Pois bem, sem discutir hic et nunc a consistência constitucional destes princípios e os termos da sua concretização perante as opções normativas do legislador ordinário, importa imediatamente assinalar que estes princípios devem ver a sua incidência reportada a regulações dirigidas às empresas enquanto tais.

Pois bem, a verba 28.1 da TGIS respeita a uma tributação do património, sem visar especificamente empresas, pois compreende toda a espécie de sujeitos passivos que sejam titulares dos direitos reais enunciados sobre os prédios habitacionais em causa, independentemente de assumirem carácter empresarial ou não, abrangendo, assim, para além de sociedades, fundações, associações, pessoas singulares, em suma toda e qualquer entidade que seja titular de direitos reais sobre prédios urbanos habitacionais de valor patrimonial tributário igual ou superior a €1.000.000.

Deste modo, julga-se inviável convocar, em atenção ao âmbito de aplicação da norma em apreciação, princípios de vocação estritamente empresarial como é o dito “princípio da neutralidade fiscal” na acepção acima citada.

De qualquer modo, não se pode deixar de lembrar o que se disse exemplarmente no acórdão do Tribunal Constitucional n.º 846/2014, de 3.12: “A doutrina e a jurisprudência constitucional têm sido firmes no sentido de concluir que o exercício, por parte do Estado, do poder de tributar não pode ser concebido como uma afetação ou restrição de direitos fundamentais, face à qual seja legítimo invocar o regime dos requisitos ou exigências que valem, constitucionalmente, para as leis restritivas de direitos, liberdades e garantias. Isto mesmo decorre, desde logo, da existência da (impropriamente) chamada «constituição fiscal», na qual se definem as garantias dos contribuintes, os princípios formais e materiais que conformam o conceito constitucional de imposto, e a configuração deste último não como afetação de um direito mas antes como obrigação pública de todos os cidadãos, quando constituída nos termos do artigo 103.º da CRP”.

Na verdade, a Constituição exige que se realize uma articulação e ponderação entre direitos fundamentais reconhecidos e bens ou interesses constitucionalmente protegidos, o que implica que o conteúdo e os limites desses direitos sejam determinados em atenção àqueles bens protegidos. Ora, é manifesto que entre os interesses claramente protegidos pela Constituição se encontra a cobrança dos impostos em ordem à satisfação das necessidades públicas (art. 103.º, n.º 1 da CRP), pelo que o dever de contribuir para os gastos públicos por via dos impostos é um limite imanente aos direitos de propriedade e de liberdade de iniciativa económica.

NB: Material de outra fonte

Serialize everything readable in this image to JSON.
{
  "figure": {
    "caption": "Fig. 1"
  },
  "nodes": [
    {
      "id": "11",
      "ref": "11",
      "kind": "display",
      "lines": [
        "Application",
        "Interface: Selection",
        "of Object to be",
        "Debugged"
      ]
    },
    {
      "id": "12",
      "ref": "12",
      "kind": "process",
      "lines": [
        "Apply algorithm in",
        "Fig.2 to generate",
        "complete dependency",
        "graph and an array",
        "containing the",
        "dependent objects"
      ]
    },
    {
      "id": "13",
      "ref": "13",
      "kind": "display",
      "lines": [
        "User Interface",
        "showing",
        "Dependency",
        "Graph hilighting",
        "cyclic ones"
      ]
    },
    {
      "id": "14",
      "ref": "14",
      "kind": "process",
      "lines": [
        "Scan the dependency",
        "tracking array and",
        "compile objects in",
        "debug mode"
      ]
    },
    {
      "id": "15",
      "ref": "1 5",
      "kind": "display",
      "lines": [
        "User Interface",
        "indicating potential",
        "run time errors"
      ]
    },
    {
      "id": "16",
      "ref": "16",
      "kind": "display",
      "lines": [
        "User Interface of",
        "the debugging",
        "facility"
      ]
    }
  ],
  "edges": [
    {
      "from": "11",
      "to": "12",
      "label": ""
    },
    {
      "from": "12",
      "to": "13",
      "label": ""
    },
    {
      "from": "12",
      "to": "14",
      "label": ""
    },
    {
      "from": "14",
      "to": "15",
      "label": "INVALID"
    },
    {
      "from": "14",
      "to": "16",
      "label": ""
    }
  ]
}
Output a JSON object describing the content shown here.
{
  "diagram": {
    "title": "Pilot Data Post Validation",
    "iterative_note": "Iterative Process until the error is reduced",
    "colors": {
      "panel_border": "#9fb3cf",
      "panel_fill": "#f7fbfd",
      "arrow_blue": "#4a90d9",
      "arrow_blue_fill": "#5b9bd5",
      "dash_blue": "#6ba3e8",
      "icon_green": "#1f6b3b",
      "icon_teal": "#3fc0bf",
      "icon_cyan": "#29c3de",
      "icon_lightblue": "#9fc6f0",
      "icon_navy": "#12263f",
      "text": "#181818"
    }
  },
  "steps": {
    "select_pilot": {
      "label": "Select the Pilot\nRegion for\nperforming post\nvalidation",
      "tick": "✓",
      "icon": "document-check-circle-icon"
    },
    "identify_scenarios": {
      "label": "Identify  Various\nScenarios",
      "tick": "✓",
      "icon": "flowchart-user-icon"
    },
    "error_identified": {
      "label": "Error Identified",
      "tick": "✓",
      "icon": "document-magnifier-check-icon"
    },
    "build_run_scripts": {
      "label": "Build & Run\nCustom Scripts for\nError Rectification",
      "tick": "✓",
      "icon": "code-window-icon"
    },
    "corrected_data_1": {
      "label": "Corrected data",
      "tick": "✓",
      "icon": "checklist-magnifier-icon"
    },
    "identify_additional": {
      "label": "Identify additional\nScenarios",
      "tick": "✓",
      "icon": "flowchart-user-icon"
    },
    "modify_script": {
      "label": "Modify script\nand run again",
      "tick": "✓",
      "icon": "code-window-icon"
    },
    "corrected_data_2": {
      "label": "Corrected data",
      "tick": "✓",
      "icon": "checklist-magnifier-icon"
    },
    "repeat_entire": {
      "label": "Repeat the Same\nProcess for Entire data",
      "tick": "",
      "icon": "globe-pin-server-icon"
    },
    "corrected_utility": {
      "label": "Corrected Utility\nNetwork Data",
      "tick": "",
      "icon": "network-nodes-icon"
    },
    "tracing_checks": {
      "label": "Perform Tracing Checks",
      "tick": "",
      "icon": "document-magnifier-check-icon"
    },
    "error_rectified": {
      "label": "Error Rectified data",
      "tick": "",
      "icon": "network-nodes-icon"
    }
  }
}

Nestes termos, entende-se que não é possível configurar a inconstitucionalidade de uma norma fiscal com base simplesmente em que a mesma possui influência significativa nas decisões económicas dos contribuintes – por natureza, isso é um efeito típico das regras fiscais.

Em qualquer caso, não se encontra demonstrada a pretendida influência significativa sobre a titularidade de prédios habitacionais por empresas imobiliárias, dado que a verba 28.1 da TGIS não possui alcance geral, mas tem o seu âmbito de aplicação restringido aos prédios com valor patrimonial tributário igual ou superior a €1.000.000.

Por todos estes motivos, não se considera procedente a invocação da inconstitucionalidade da verba 28.1 da TGIS por infracção ao alegado “princípio da neutralidade fiscal”.

 

e) Conclusão

 

28. Conclui-se, pois, que não cabe censurar do ponto de vista dos parâmetros constitucionais configurados pela Requerente o regime consagrado pela verba 28.1 da TGIS, pelo que não procede o juízo de inconstitucionalidade que é pretendido a seu propósito.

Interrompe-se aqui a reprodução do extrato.